7Ces conclusions doivent être conçues comme un ensemble de pointillés que seule la continuité des recherches sur le thème permettrait de relier. Il serait par exemple fécond d’étudier plus avant les « ratés » et les stratégies d’« anti-pensée ». Les réflexions des migrants montrent bien que si ces échecs sont émotionnels et cognitifs, ils obéissent et réagissent à des ordres de contraintes sociales pluriels, comprenant plusieurs échelles et pouvant être parfois conflictuels.
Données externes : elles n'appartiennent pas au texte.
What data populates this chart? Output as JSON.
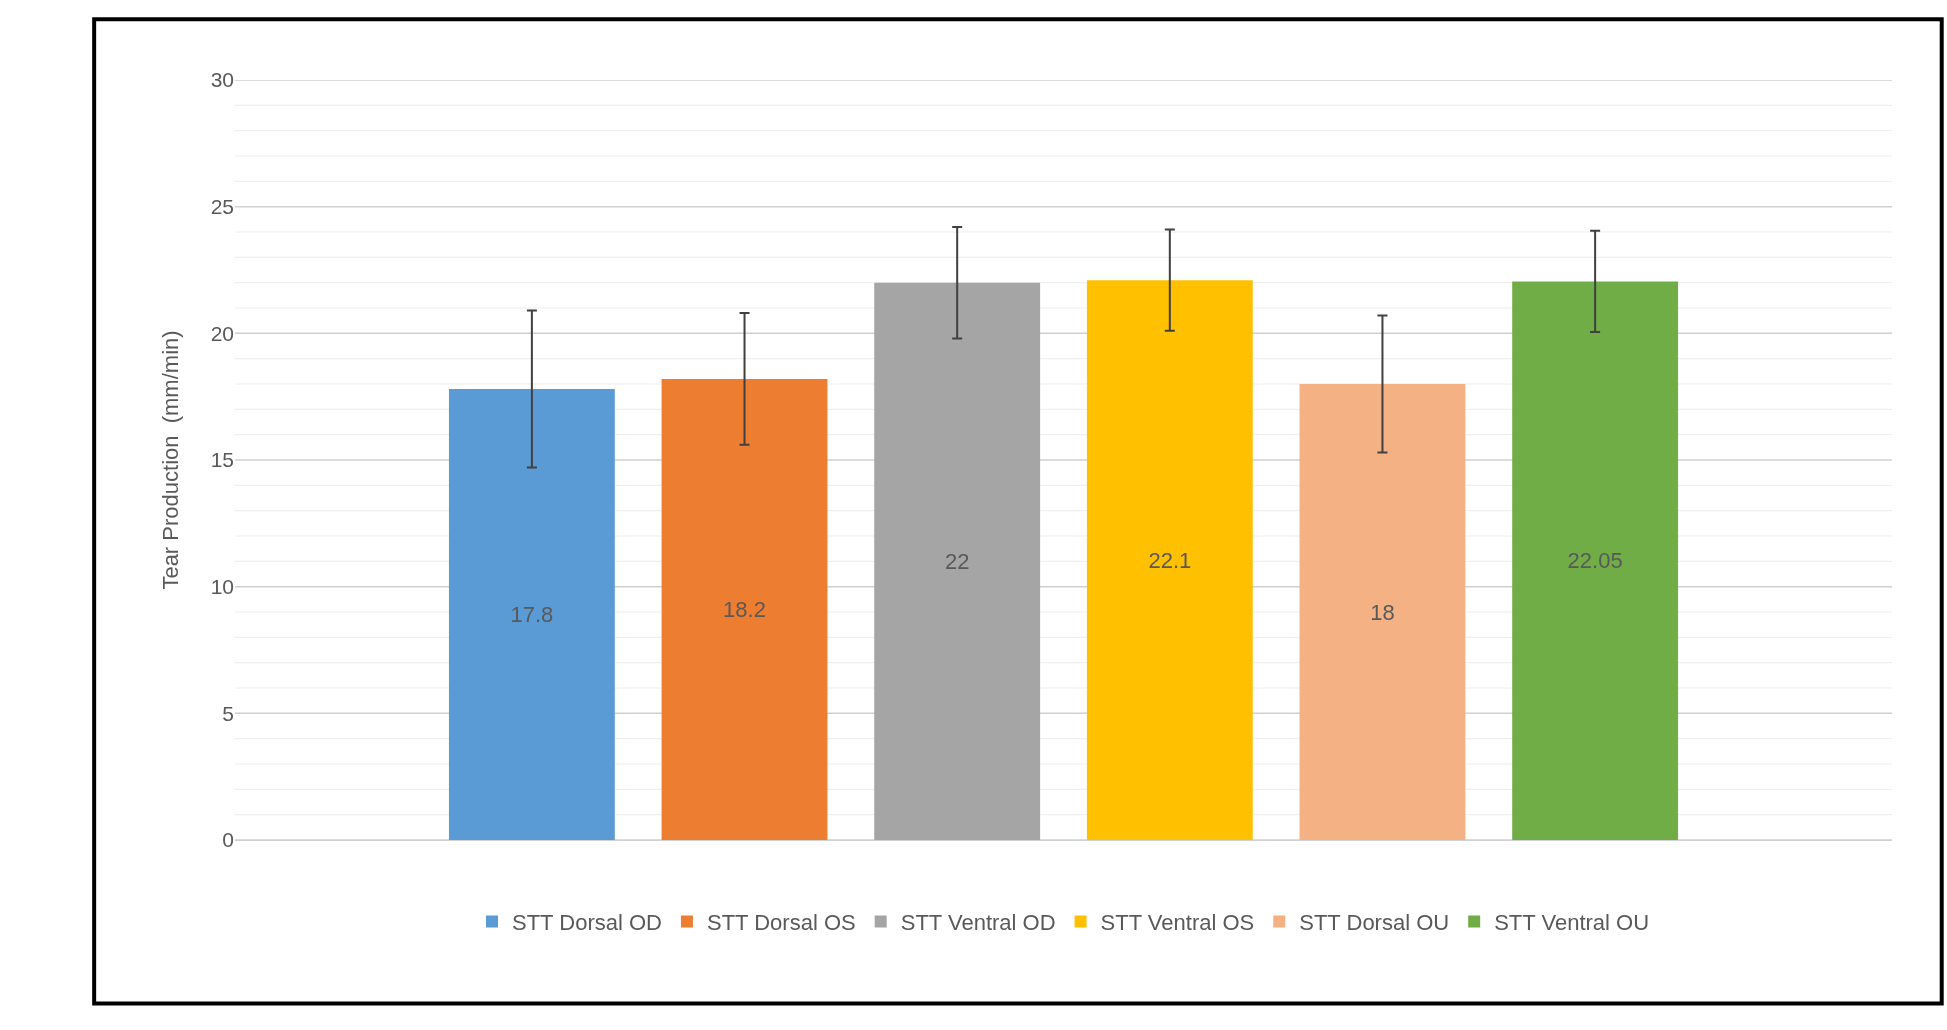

Ce que l’on peut néanmoins constater d’ores et déjà, c’est que ces ratés donnent lieu à des dispositifs de rattrapage extrêmement dynamiques. Ces procédures de réajustement s’observent ici sous des modalités proprement andines, mais posent à notre avis une question assez transversale : comment l’homme tente-t-il d’échapper à des limites cognitives (essayer de ne pas penser) et des contraintes sociales (le groupe qui incite à penser ou ne pas penser).
Notes de bas de page
1 La pétrification constitue un thème important dans les représentations andines. On songera par exemple aux lithomorphoses des ancêtres lignagers décrits par Pierre Duviols (1979) : à sa mort, l’ancêtre fondateur de l’ayllu se dédoublait. Sa dépouille était momifiée (mallqui) tandis qu’une autre partie était simultanément pétrifiée laissant aux vivants un monolithe (huanca) qu’ils pouvaient adorer. On pourra également se référer à l’ouvrage de Valérie Robin Azevedo (2008) dont le dernier chapitre est consacré aux ancêtres lithiques (ramaderos) ainsi qu’aux travaux de Gilles Rivière (1995) décrivant le couple mallku/t’alla, ancêtres des lignages représentés sous la forme de cônes de pierre à Sabaya.